After wrapping on “Ghosts Don’t Exist,” my first priority was to reestablish contact with the rest of my friends. I had essentially dove head first into an aggressive production and managed to drop off the social radar while doing so. I hadn’t known what I was getting into that first day, but I sure knew that I had loved it by the day after.
Saying goodbye is always bittersweet, but was especially so on this film. I had felt mentored by many of the crew who had put up with my naiveté and as such I grew to become good friends with many of them over the course of the month.
Many people compare production, especially longer ones, to summer camp. And like the last day of camp when the parents come back for their kids, picking up my car from Cooley’s house after the wrap party I couldn’t help but feel sad it was over and yet yearning for the open arms of home. In short, GDE had kicked my butt and I was exhausted. We all worked really hard.

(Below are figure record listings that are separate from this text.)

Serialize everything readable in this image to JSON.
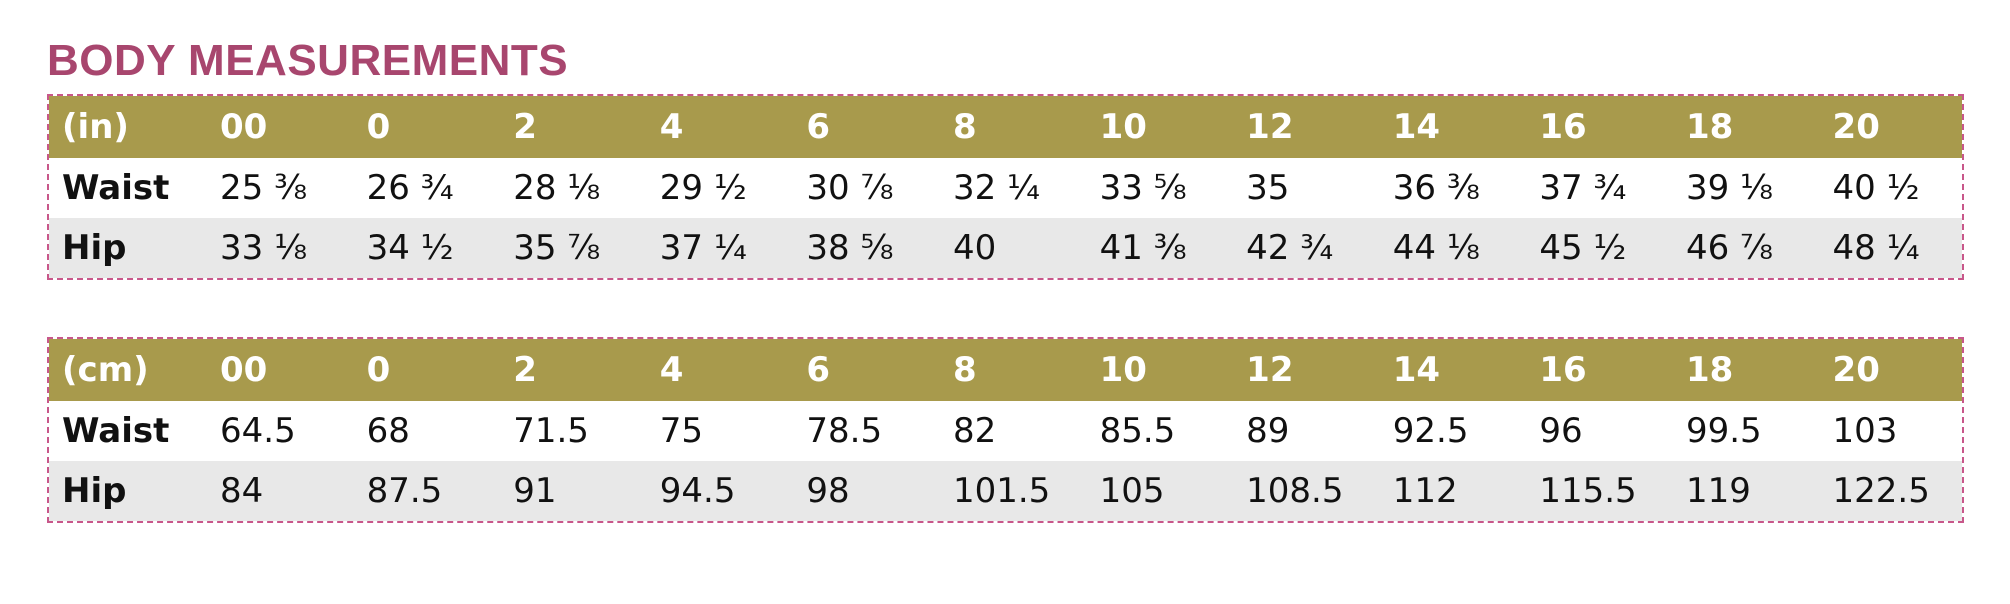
{
  "title": "BODY MEASUREMENTS",
  "tables": [
    {
      "header": [
        "(in)",
        "00",
        "0",
        "2",
        "4",
        "6",
        "8",
        "10",
        "12",
        "14",
        "16",
        "18",
        "20"
      ],
      "rows": [
        [
          "Waist",
          "25 ⅜",
          "26 ¾",
          "28 ⅛",
          "29 ½",
          "30 ⅞",
          "32 ¼",
          "33 ⅝",
          "35",
          "36 ⅜",
          "37 ¾",
          "39 ⅛",
          "40 ½"
        ],
        [
          "Hip",
          "33 ⅛",
          "34 ½",
          "35 ⅞",
          "37 ¼",
          "38 ⅝",
          "40",
          "41 ⅜",
          "42 ¾",
          "44 ⅛",
          "45 ½",
          "46 ⅞",
          "48 ¼"
        ]
      ]
    },
    {
      "header": [
        "(cm)",
        "00",
        "0",
        "2",
        "4",
        "6",
        "8",
        "10",
        "12",
        "14",
        "16",
        "18",
        "20"
      ],
      "rows": [
        [
          "Waist",
          "64.5",
          "68",
          "71.5",
          "75",
          "78.5",
          "82",
          "85.5",
          "89",
          "92.5",
          "96",
          "99.5",
          "103"
        ],
        [
          "Hip",
          "84",
          "87.5",
          "91",
          "94.5",
          "98",
          "101.5",
          "105",
          "108.5",
          "112",
          "115.5",
          "119",
          "122.5"
        ]
      ]
    }
  ]
}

I was lucky enough to being work soon after GDE wrapped on another feature I’ve mentioned on this blog, Below the Beltway. That job was obtained through crew I met on Ghosts Don’t Exist. Many people say your 2nd job is the most important because it shows you didn’t mess up on your first. It made me feel good that not only was I able to work on a feature length production, but able to capitalize on more opportunities. A career in film was always what I strived for and it was exciting to kickstart it before I had even graduated college.
Slowly but surely, gigs fell into place like a puzzle nearly finished. I owe almost all of my work to “Ghosts Don’t Exist” and the people I met through it. Cinematographer Kunitaro Ohi is a good friend and great boss – someone who I not only enjoy working for but admire the work he can achieve armed only with a keen eye, a few lights and a camera.
After awhile, I had moved on to other projects, diving head first into positions with different responsibilities. “Ghosts Don’t Exist” had escaped from my conscious memory while we all awaited the edit to be complete.
It wasn’t until a full 10 months later that I would see the completed film at the DC Independent Film Festival. I was proud to see my name appear on the screen in a movie theater next to all the other cast and crew who had worked so hard.
In the end, “Ghosts Don’t Exist” proved to be worth my month long commitment by rewarding me with further jobs and valuable friendships. And when I pop in the DVD with my family, I know I will be able to stand proud over something that I helped create no matter how small a part I played. Filmmaking is a collaborative art and look no further than Ghosts Don’t Exist for the culmination of this philosophy.